The effects of RhoGDI₂ overexpression on mRNA and protein expressions of β₂AR, GEF, GAP and GRK₂ in ASMCs. (A) 4 days after transfection, total RNA of ASMCs was extracted and assayed for β₂AR, GEF, GAP and GRK₂ mRNA by real-time RT-PCR. α-tubulin was used as an internal control; (B1,2) 4 days after transfection, total protein of ASMCs was extracted and assayed for β₂AR, GEF, GAP and GRK₂ protein by western blot. α-tubulin was used as an internal control.
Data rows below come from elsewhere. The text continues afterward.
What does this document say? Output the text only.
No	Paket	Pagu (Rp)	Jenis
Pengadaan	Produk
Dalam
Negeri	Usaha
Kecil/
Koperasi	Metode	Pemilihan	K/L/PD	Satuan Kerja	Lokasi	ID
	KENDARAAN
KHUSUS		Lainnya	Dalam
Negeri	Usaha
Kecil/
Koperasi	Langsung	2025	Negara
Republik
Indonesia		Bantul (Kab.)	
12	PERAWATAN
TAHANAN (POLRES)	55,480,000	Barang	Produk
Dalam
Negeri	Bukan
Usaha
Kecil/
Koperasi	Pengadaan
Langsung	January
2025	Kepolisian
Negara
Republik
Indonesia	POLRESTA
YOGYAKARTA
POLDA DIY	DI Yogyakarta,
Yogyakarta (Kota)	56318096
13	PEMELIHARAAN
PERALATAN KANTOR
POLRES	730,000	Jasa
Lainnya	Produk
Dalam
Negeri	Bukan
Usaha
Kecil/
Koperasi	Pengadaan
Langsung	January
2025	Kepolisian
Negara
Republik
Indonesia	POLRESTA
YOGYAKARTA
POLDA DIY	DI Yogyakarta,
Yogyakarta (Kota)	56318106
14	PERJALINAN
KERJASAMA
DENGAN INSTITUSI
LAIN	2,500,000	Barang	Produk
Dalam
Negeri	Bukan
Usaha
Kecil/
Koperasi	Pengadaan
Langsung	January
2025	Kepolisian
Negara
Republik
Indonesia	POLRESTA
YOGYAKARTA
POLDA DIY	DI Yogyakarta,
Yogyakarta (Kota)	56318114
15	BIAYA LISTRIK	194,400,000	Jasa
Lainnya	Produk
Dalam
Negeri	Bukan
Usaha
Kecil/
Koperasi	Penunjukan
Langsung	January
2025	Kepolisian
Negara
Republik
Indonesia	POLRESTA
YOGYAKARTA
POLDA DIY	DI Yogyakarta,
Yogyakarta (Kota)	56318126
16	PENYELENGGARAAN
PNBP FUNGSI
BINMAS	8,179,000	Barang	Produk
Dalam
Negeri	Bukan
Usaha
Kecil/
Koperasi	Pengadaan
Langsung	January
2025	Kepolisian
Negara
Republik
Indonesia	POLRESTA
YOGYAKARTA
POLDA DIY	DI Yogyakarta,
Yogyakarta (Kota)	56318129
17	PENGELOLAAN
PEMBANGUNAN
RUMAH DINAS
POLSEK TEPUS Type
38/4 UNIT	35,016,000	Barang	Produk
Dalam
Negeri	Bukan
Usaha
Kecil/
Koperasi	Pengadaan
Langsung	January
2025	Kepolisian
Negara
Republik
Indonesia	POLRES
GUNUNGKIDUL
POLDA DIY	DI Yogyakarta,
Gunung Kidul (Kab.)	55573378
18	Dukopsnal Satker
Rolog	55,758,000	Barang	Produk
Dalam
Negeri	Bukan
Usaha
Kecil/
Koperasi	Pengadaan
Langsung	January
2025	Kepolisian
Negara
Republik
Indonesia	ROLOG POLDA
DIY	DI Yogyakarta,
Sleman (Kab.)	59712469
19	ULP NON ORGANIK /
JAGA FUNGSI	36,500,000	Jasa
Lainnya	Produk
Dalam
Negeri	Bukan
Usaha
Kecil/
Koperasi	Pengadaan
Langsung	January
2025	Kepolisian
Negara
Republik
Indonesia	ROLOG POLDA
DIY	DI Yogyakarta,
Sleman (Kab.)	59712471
The data represents the means ± SD of three independent experiments. *P<0.05 vs. control group; ^#P<0.05 vs. negative control group.

Figure 5

The effects of RhoGDI₂ overexpression on β₂AR density in ASMCs. 4 days after transfection, β₂AR density was determined by radioligand receptor binding assay. The data represents the means ± SD of three independent experiments. *P<0.05 vs. control group; ^#P<0.05 vs. negative control group.

Figure 6

Schematic diagram for regulation of β₂AR by RhoGDI₂. [1]. A signal localizes the complex proximal to a membrane compartment; [2]. RhoGDI_2, GEF and GAP regulate Rho; [3]. Exchange of RhoGDP for RhoGTP; [4]. And allows the GTPase to associate with GRK₂; [5]. GRK₂ mediates homologous desensitization.